Point 14. Take action to accomplish the transformation.

Put everybody in the company to work to accomplish the transformation. The transformation is everybody's

job. What a concept! Put everybody to work to accomplish the transformation. How can we do this when it

comes to safety and health?

Here's the hard part. Someone must have the vision: If not top management, who? How do you shift

responsibility for safety from the safety director and/or safety committee to line management? If the effort

does not have the blessing of the CEO (with action), the transformation may never be successful. The safety

committee may serve as the catalyst to initially begin the planning for the transformation. Expanding the size

of the committee, then breaking it into "safety teams" specializing in various process functions in the

company might be a way to go. However, educating up is crucial if top management balks at the need for

the transformation. The safety committee must provide the education (usual data... sorted... objective...

bottom line) to influence the perceptions that ultimately shape the transformation. Uphill all the way.


Last words...

Taking on the goals of TQSM is not an easy task. If you decide to begin the TQSM journey, be sure to

continue your study of the concepts. Go slowly and don't expect big changes overnight. Ultimately, you are

attempting to change culture and that process can and probably will take years.

 

Reference: Steve Geigle (my mentor and friend)

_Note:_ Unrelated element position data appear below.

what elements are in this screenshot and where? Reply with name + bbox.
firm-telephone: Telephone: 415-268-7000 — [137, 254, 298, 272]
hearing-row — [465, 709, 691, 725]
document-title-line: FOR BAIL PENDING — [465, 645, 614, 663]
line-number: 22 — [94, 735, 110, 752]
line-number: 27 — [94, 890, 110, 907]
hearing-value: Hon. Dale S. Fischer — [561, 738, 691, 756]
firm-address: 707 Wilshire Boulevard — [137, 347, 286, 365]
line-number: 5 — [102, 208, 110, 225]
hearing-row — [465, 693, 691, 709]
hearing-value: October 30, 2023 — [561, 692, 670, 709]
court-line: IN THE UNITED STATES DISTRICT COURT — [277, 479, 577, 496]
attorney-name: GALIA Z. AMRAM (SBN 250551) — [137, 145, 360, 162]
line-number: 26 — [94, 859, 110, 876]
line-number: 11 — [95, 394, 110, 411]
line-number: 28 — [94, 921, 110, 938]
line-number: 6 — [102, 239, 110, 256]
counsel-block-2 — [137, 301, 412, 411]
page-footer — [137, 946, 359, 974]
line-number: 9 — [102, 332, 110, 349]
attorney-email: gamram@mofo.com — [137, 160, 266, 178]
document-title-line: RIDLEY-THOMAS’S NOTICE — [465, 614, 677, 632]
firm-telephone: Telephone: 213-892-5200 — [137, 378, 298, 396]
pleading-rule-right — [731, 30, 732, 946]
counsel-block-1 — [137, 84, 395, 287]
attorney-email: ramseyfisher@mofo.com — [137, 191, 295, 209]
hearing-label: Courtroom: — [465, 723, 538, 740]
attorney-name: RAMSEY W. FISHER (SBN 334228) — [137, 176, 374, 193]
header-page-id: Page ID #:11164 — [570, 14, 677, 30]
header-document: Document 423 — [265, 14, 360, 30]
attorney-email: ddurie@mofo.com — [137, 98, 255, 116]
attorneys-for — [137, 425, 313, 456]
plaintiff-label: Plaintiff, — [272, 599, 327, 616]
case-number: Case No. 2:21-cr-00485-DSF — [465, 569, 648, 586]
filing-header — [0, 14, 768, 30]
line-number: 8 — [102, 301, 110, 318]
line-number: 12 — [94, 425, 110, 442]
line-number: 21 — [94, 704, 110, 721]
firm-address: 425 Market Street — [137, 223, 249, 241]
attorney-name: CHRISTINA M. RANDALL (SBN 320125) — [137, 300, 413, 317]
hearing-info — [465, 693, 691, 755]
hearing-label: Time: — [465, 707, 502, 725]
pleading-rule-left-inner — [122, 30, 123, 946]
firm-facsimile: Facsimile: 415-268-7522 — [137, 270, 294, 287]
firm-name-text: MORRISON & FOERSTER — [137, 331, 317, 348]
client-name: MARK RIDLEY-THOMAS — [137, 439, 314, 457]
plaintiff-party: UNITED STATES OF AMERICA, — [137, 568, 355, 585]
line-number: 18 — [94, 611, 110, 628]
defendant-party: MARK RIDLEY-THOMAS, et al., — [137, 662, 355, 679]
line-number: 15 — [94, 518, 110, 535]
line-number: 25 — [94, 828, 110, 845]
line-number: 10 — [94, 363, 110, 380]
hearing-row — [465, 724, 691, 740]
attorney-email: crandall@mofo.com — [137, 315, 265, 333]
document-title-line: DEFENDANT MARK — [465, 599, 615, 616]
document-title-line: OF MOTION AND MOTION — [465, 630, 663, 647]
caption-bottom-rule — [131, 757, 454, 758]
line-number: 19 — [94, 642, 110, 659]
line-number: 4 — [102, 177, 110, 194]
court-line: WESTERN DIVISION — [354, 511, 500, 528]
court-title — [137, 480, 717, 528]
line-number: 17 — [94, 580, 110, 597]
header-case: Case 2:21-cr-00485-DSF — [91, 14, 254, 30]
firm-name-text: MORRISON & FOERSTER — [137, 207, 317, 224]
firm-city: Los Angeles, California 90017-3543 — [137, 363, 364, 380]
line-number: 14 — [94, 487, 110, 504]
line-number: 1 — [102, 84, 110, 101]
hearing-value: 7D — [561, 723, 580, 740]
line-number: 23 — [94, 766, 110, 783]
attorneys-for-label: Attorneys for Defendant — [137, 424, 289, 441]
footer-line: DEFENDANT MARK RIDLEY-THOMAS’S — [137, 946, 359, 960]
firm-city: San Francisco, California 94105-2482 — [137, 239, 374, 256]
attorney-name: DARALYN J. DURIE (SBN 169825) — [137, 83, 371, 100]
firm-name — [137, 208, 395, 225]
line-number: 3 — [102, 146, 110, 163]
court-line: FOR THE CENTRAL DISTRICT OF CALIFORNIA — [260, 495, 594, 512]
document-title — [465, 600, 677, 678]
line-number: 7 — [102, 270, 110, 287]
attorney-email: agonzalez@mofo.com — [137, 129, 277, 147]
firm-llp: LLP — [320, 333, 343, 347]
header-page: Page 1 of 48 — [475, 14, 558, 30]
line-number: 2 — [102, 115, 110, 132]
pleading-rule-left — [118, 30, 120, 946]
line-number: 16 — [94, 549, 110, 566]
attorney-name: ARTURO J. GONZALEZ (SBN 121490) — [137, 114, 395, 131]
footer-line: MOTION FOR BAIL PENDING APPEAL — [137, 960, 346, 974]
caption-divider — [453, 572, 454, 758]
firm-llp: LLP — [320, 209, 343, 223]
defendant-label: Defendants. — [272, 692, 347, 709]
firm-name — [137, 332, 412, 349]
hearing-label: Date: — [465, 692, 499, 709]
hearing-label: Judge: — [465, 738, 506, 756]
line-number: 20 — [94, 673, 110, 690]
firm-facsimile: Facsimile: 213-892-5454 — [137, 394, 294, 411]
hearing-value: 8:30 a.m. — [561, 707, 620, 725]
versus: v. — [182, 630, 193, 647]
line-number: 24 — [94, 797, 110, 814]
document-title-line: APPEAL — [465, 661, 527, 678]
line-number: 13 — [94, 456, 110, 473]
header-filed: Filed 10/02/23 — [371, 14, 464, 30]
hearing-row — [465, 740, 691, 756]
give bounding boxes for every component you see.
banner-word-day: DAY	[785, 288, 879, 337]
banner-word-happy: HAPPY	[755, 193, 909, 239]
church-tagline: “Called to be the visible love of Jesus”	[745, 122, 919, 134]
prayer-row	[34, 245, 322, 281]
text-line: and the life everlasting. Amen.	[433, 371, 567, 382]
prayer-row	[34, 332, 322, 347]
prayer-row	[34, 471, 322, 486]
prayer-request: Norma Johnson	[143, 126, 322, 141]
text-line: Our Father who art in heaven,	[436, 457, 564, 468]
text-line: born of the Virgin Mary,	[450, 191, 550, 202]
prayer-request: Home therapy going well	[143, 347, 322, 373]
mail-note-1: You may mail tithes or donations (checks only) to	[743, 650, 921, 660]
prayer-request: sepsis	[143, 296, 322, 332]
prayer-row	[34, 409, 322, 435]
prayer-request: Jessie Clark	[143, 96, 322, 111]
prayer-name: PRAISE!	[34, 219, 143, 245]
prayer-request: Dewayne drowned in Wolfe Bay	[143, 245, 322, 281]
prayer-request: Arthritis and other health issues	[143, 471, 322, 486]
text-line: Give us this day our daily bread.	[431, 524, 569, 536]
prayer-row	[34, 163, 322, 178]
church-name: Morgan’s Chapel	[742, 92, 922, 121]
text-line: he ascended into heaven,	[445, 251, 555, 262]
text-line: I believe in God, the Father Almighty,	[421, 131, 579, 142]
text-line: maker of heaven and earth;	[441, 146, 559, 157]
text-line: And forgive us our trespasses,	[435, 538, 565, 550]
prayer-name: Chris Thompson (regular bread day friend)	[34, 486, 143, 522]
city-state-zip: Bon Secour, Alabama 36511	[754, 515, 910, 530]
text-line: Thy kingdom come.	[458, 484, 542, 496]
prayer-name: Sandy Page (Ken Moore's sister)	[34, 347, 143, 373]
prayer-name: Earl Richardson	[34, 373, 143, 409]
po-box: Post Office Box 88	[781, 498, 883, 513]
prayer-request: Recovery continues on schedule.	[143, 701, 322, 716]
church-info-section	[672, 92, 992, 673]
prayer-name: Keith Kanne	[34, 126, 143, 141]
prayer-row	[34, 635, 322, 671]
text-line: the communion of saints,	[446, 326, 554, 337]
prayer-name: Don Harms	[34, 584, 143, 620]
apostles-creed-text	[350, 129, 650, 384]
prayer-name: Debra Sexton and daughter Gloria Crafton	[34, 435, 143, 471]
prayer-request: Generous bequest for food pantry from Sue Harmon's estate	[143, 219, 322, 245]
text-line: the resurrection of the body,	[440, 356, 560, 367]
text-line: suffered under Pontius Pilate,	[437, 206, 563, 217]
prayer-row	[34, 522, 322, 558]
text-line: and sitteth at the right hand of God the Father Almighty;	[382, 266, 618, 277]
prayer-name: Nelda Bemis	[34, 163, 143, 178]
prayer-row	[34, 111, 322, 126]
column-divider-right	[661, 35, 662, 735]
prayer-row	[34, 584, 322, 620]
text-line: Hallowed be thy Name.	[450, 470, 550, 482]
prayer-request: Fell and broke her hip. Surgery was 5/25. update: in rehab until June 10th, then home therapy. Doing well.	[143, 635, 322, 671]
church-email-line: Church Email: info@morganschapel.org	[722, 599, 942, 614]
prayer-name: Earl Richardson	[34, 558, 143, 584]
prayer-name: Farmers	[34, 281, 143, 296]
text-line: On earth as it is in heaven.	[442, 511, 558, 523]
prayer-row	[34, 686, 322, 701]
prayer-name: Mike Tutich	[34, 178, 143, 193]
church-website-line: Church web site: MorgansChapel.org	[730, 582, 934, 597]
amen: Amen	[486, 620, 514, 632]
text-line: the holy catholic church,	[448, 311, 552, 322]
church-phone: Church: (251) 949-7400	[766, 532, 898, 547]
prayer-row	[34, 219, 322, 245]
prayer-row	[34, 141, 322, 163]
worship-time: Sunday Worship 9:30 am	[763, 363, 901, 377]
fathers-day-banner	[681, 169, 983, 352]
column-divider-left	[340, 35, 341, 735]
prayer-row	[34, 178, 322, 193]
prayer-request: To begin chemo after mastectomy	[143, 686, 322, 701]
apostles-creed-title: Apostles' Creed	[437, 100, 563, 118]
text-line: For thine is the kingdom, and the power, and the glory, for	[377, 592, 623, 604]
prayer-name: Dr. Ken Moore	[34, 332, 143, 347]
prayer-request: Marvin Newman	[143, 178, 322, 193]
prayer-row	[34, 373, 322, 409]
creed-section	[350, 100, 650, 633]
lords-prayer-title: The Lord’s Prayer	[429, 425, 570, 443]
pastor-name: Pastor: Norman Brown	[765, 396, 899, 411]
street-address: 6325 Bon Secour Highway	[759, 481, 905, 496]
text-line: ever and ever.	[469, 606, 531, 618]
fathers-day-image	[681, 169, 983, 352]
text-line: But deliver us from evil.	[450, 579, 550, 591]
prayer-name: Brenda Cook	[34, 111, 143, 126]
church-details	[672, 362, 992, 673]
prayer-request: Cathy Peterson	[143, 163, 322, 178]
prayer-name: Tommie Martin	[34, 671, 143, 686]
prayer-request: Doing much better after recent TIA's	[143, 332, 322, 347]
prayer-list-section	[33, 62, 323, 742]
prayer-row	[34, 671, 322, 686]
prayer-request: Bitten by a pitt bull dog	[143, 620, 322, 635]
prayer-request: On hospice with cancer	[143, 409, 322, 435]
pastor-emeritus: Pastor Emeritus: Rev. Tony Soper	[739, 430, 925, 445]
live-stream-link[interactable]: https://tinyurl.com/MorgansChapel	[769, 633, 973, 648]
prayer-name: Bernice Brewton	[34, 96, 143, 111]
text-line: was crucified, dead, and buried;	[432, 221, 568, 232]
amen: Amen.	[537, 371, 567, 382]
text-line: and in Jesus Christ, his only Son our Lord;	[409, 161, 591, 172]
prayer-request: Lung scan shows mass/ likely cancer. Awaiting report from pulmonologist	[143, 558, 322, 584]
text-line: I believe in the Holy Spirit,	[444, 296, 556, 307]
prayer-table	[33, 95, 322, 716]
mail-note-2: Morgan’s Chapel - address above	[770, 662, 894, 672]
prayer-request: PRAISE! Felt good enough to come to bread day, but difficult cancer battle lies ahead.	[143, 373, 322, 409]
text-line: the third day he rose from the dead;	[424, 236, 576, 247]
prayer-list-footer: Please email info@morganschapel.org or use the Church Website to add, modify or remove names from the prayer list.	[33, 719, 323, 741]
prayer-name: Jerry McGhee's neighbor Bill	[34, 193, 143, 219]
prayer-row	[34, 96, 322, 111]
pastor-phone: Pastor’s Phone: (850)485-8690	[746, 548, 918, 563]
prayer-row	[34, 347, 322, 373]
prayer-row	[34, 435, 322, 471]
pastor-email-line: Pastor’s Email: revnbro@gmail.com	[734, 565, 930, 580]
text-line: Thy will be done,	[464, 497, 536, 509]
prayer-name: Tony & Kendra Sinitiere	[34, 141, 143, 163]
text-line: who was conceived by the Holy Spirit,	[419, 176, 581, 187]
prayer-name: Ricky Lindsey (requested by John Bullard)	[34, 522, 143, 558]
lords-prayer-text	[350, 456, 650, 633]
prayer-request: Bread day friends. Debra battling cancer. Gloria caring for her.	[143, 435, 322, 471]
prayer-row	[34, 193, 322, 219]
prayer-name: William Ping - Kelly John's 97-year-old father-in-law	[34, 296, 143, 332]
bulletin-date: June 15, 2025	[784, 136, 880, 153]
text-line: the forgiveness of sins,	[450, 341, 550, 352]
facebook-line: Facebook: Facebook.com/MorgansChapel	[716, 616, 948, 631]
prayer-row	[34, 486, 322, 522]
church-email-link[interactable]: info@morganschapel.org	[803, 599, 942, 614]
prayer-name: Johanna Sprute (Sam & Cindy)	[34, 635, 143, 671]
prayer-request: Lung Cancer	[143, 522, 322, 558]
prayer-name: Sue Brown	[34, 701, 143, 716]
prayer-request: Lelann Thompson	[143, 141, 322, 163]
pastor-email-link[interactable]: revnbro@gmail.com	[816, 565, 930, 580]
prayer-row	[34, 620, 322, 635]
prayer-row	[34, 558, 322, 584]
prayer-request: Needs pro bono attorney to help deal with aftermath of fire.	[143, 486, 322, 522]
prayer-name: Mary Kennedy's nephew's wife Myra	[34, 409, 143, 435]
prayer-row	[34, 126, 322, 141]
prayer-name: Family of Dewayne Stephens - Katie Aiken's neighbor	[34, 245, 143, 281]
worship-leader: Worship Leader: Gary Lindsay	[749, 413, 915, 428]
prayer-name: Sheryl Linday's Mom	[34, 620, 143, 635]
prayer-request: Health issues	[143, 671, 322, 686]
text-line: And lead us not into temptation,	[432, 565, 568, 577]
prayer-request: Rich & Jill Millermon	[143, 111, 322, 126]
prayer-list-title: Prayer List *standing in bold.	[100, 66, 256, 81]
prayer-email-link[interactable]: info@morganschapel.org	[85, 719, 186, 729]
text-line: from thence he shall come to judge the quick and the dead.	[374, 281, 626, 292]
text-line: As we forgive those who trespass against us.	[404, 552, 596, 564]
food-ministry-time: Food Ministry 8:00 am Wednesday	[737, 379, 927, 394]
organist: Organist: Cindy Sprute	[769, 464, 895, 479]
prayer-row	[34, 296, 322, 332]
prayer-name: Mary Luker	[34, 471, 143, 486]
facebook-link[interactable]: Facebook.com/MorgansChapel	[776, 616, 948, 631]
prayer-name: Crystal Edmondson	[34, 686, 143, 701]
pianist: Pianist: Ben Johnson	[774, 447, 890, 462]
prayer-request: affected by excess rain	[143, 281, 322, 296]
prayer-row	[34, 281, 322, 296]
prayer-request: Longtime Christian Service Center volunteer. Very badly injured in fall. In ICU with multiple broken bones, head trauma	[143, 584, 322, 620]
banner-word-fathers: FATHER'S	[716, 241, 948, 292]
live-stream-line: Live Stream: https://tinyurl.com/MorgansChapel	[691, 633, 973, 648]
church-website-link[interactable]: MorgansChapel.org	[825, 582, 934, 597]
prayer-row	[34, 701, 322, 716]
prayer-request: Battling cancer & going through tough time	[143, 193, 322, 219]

We continually teach that management must step outside itself to reflect, to take a new look at what its purpose is, long term. Safety can never be understood or properly appreciated if only the short term view is taken by management. Quick fix programs to "impose" change will not work. Only understanding of the long term benefits will give management the vision to properly and consistently send and act on the message of workplace safety.
The old philosophy accepts as fact that a certain level of injury and illness will result from a given process, and that the associated costs should represent one of many costs of doing business.